Washington, a friend of Black’s from his youth, in 1982 represented their neighborhood in the House of Representatives.

Black and others suggested that he run for mayor. In his memoir, “Sacred Ground,” Black recalled that Washington laughed in response.

Black recalled that Washington accepted his challenge on the condition that Black register 50,000 new Black voters and raise $100,000.

Black started a fundraising drive and helped organize a voter registration campaign and told Washington that he and several organizers had come up with 263,000 new voters and more than $1 million in donations.

Washington in 1983 was elected as Chicago’s first Black mayor. He was re-elected in 1987. Less than a year into his second term, Washington died of a heart attack on November 25, 1987.

In 2000, Black was the lead plaintiff in Black v. McGuffage, a lawsuit that charged the Illinois voting system with systemic discrimination against minorities.

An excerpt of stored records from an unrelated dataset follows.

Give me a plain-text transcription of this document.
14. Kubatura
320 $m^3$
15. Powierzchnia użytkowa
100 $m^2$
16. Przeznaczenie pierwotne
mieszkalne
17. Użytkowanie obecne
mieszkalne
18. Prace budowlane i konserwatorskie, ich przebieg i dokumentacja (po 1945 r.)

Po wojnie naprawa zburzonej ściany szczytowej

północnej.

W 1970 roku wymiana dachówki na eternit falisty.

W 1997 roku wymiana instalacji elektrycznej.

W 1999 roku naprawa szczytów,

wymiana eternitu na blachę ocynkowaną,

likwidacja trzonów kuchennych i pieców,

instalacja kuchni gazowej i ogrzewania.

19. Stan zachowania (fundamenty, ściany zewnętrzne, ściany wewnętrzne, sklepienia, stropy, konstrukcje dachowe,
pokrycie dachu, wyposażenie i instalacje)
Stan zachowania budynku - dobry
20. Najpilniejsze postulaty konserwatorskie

For his work, Black was honored by the American Civil Liberties Union as Civil Libertarian of the Year.

In 2008, Black received an honorary doctoral degree from his alma mater, Roosevelt University. In 2010, and again in 2015, Black traveled to the Netherlands and The Hague to be honored and lecture at the annual Dr. Martin Luther King Day Dinner of the United States Embassy.

In January of 2012, the Timuel D. Black Archive of Black’s documents was officially inaugurated and opened to researchers in the Vivian Harsh Collection at the Carter G. Woodson Regional Library in Chicago.

That same year, Black was awarded the 54-year-old Benton Medal for Distinguished Public Service from the University of Chicago.

He was the first Black person to receive this award.

In 2013, the City of Chicago honored Black with the inaugural Chicago Champion of Freedom Medal for his local and national efforts in the Civil Rights Movement.

It was at his centennial celebration in 2018 that he was knighted by the French government and received the French Legion of Honor Medal, the highest honor given to civilians.